@hackage deepseq-bounded0.5.2

Bounded deepseq, including support for generic deriving

  • Installation

  • Dependencies (8)

  • Dependents (3)

    @hackage/seqaid, @hackage/acme-everything, @hackage/leaky
  • Package Flags

      haskell98_fragment
       (off by default)

      Sacrifice generic deriving, the NFDataPDyn module, and a couple functions from the PatAlg module, in exchange for true Haskell98 conformance (portability). You need to set PARALLELISM_EXPERIMENT, USE_WW_DEEPSEQ, USE_SOP, and NFDATA_INSTANCE_PATTERN to False if you set HASKELL98_FRAGMENT to True. (One thing it insists on is -XPatternGuards, although this could be relieved in the obvious way...)

      parallelism_experiment
       (on by default)

      We can selectively use par instead of seq, which is interesting.

      just_alias_gseqable
       (on by default)

      The SOP generic function is probably more performant, anyway! (This will be forced False if HASKELL98_FRAGMENT is True.)

      use_ww_deepseq
       (on by default)

      Depend on deepseq and deepseq-generics, to provide conditional deep forcing. This is optional.
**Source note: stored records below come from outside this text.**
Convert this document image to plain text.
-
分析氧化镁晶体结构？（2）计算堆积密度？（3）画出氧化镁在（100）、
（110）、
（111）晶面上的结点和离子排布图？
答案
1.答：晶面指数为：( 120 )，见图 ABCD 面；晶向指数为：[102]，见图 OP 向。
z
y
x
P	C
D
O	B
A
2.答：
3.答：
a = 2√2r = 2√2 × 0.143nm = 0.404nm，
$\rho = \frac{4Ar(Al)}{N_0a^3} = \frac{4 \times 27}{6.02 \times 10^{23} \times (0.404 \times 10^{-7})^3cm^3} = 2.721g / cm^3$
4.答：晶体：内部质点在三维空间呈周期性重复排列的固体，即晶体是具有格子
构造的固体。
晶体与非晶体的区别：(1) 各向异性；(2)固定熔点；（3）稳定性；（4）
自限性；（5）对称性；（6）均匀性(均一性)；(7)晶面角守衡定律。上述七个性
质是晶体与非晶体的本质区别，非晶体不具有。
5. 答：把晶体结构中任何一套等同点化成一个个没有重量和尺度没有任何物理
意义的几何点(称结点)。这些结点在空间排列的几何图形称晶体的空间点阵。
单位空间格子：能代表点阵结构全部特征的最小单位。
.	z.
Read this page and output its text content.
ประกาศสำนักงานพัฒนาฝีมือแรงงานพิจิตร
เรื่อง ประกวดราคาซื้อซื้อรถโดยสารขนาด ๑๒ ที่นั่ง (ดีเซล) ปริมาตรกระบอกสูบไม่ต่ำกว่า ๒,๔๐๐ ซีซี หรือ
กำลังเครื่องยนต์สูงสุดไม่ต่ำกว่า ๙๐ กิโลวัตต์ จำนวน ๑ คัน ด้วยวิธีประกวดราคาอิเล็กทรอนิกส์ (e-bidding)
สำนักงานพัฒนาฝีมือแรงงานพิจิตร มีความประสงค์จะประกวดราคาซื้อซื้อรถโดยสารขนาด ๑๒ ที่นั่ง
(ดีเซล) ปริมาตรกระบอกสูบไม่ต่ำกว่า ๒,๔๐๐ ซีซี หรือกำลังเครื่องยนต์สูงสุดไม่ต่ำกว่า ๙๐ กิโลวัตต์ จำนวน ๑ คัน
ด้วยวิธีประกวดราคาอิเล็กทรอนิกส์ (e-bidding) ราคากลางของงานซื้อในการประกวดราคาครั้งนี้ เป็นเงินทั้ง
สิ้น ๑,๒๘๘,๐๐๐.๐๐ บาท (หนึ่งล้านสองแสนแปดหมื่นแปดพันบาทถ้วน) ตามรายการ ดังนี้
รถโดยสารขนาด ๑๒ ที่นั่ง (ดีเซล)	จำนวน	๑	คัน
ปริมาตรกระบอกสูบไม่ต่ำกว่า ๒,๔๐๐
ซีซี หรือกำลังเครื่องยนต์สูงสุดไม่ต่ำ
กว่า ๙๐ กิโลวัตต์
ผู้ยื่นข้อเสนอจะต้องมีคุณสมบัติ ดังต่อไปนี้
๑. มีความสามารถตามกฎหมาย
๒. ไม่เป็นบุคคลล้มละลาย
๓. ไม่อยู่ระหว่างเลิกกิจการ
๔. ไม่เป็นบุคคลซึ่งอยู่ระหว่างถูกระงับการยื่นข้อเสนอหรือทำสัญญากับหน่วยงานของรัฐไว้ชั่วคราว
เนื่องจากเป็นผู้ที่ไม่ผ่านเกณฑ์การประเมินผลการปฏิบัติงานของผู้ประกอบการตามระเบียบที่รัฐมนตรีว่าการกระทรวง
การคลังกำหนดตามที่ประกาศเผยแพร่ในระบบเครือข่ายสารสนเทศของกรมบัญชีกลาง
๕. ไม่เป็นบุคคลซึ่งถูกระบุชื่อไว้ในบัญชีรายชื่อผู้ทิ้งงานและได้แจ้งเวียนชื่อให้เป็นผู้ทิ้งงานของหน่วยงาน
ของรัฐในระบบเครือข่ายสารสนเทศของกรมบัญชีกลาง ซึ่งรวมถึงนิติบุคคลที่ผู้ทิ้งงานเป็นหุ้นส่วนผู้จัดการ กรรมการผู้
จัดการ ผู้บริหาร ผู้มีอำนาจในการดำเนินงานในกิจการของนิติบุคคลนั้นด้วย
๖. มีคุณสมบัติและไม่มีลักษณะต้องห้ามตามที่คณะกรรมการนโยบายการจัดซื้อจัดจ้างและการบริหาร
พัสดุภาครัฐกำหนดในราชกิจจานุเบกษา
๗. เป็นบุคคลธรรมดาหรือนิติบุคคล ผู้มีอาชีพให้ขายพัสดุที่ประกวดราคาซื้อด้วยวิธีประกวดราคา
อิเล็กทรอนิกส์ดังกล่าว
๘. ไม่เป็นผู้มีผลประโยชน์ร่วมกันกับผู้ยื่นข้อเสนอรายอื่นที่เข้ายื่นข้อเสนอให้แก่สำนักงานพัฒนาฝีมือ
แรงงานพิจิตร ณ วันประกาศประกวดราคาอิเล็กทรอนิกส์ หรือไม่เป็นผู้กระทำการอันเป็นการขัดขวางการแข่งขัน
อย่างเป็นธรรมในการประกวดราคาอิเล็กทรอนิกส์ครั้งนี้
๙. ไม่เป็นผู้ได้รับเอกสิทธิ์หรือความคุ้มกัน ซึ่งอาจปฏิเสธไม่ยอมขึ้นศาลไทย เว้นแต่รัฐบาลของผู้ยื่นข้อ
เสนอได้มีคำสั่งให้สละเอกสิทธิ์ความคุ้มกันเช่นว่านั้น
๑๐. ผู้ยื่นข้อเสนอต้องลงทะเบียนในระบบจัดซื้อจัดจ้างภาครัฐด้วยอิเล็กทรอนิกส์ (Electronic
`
      warn_pattern_match_failure
       (off by default)

      For NFDataP, if a pattern match fails a warning is output to stderr.

      use_sop
       (on by default)

      Use the generics-sop package instead of GHC.Generics (in GNFDataN) and instead of SYB (in NFDataPDyn). If USE_SOP is False, and NFDataPDyn, GNFDataP, and GSeqable modules will not be available. Also, if USE_SOP is False, then JUST_ALIAS_GSEQABLE must be False (this is not done for you; the language of Cabal flags makes it hard to write such logic, probably by design!...).

      nfdata_instance_pattern
       (on by default)

      A flag to assist debugging, affecting a few modules.

This package provides methods for partially (or fully) evaluating data structures ("bounded deep evaluation").

More information is available on the project homepage. There may be activity on this reddit discussion, where your comments are invited.

Quoting comments from the deepseq package:

"Artificial forcing is often used for adding strictness to a program, e.g. in order to force pending exceptions, remove space leaks, or force lazy IO to happen. It is also useful in parallel programs, to ensure work does not migrate to the wrong thread."

Sometimes we don't want to, or cannot, force all the way. Any infinite recursive type is an example. Also, bounded forcing bridges the theoretical axis between shallow seq and full deepseq.

We provide two new classes NFDataN and NFDataP. Instances of these provide bounded deep evaluation for arbitrary polytypic terms:

  • rnfn bounds the forced evaluation by depth of recursion.

  • rnfp forces based on patterns (static or dynamic).

Instances of NFDataN and NFDataP can be automatically derived via Generics.SOP, backed by the GNFDataN and GNFDataP modules.

Another approach is Seqable, which is similar to NFDataN, but optimised for use as a dynamically-reconfigurable forcing harness in the seqaid auto-instrumentation tool.

Recent developments supporting parallelisation control (in Pattern and Seqable modules) may justify renaming this library to something which emcompasses both strictness and parallelism aspects.